La désillusion est symbolisée par la réforme des retraites, sur laquelle le gouvernement promet de ne pas lâcher. "Jusqu’en 2010 on pouvait partir à la retraite à 55 ans. On a eu une revalorisation salariale mais on a perdu 7 années de retraites", explique Thierry Amouroux. Désormais, les infirmières peuvent partir à 62 ans. Mais avec la nouvelle réforme des retraites, elles devront attendre deux années supplémentaires. Soit 9 années supplémentaires en seulement en 13 ans. "On travaille dans des conditions difficiles, un week-end sur deux, la nuit… On respire des produits chimio toxiques, on manipule des patients ce qui entraîne des troubles musculosquelettiques. On ne va pas prolonger pour deux ans de galère", défend Thierry Amouroux.
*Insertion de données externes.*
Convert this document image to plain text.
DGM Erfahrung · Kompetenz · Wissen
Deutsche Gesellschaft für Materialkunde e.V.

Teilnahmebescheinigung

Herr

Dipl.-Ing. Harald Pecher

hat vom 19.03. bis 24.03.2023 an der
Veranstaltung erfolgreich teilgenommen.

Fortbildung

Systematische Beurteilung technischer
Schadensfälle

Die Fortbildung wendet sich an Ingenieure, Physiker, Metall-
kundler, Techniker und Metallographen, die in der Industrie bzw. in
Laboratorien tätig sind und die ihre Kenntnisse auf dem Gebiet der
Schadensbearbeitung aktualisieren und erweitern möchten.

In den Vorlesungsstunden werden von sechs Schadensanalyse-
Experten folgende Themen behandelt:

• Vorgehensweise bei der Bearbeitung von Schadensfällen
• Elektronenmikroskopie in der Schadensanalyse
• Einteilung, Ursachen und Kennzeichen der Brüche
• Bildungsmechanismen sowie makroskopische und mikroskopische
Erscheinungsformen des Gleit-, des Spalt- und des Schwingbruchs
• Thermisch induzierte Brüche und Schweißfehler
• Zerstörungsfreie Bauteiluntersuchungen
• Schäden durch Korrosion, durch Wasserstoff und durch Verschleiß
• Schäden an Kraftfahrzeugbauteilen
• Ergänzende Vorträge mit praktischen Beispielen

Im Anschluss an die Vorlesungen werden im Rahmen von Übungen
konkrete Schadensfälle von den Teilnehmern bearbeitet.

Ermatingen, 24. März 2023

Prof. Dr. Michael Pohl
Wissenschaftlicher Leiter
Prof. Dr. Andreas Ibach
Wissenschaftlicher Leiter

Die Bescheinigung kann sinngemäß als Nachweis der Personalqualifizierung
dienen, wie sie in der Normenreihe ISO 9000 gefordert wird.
Le SNPI appelle ainsi à poursuivre la mobilisation contre la réforme des retraites, et ce n’est pas le seul. Les salariés de la deuxième ligne, ceux qui ont tenu l’économie française pendant le confinement, sont eux aussi à bout.
"On nous applaudissait et maintenant on nous méprise"
"Il nous faudra nous rappeler aussi que notre pays, aujourd’hui, tient tout entier sur des femmes et des hommes que nos économies reconnaissent et rémunèrent si mal", déplorait Emmanuel Macron le 13 avril 2020. Trois ans plus tard, qu’en est-il ? "On nous applaudissait et maintenant on nous méprise", lance Leila Khelifa, hôtesse de caisse de 46 ans et déléguée syndicale CFDT dans un hypermarché niçois. "Partir à 62 ans c'était déjà compliqué, mais 64... Quand vous arrivez à 50 ans dans la grande distribution, vous êtes un vieillard, et tout ça pour un salaire de misère", déclare-t-elle à l’AFP. "Tout le monde est usé", renchérit Océane Pintat, employée dans un hypermarché de Béziers.
Car malgré les primes ponctuelles et de petites augmentations de branches, l’inflation et la crise du pouvoir d’achat sont passées par là. La réforme des retraites est la goutte d’eau. Preuve en est, la mobilisation exceptionnelle des éboueurs dans plusieurs villes de France. Au 9e jour de grève, à Paris, 6 600 tonnes de déchets non ramassés s’entassaient sur les trottoirs. "Le meilleur moyen de remettre les éboueurs au travail, c’est de retirer la réforme", lançait le 13 mars Emmanuel Grégoire, premier adjoint de la mairie de Paris.
"La pénibilité, on la ressent tous les jours"
La CGT FDTNEEA, qui représente les éboueurs, a ainsi décidé de reconduire la grève jusqu’au 20 mars. Si aucune donnée récente ne permet d’estimer l’espérance de vie des éboueurs, selon la CGT, "la grande majorité des personnels de la direction de la propreté et de l’eau a une espérance de vie de 12 à 17 ans de moins que l’ensemble des salariés". "La pénibilité, on la ressent tous les jours. Il y a le froid, la pluie... La nuit en ville, on travaille sur des bacs lourds, notamment ceux des restos, il faut faire attention à comment les manier pour ne pas s'arracher l'épaule", confie à l’AFP, Sébastien Vastel, éboueur à Bordeaux.
Alors que la période post-Covid ne s’est pas avérée être le monde d’après tant attendu, la réforme des retraites catalyse la fatigue et la colère des promesses non tenues des "travailleurs modestes". "Aujourd’hui, ceux qui occupent ou rejoignent les rangs de ces catégories, nous semblent relativement absents des grands débats sur les transformations du rapport individuel au travail", indiquait fin janvier la Fondation Jean Jaurès dans une note. Absents des débats mais bien présents dans la rue.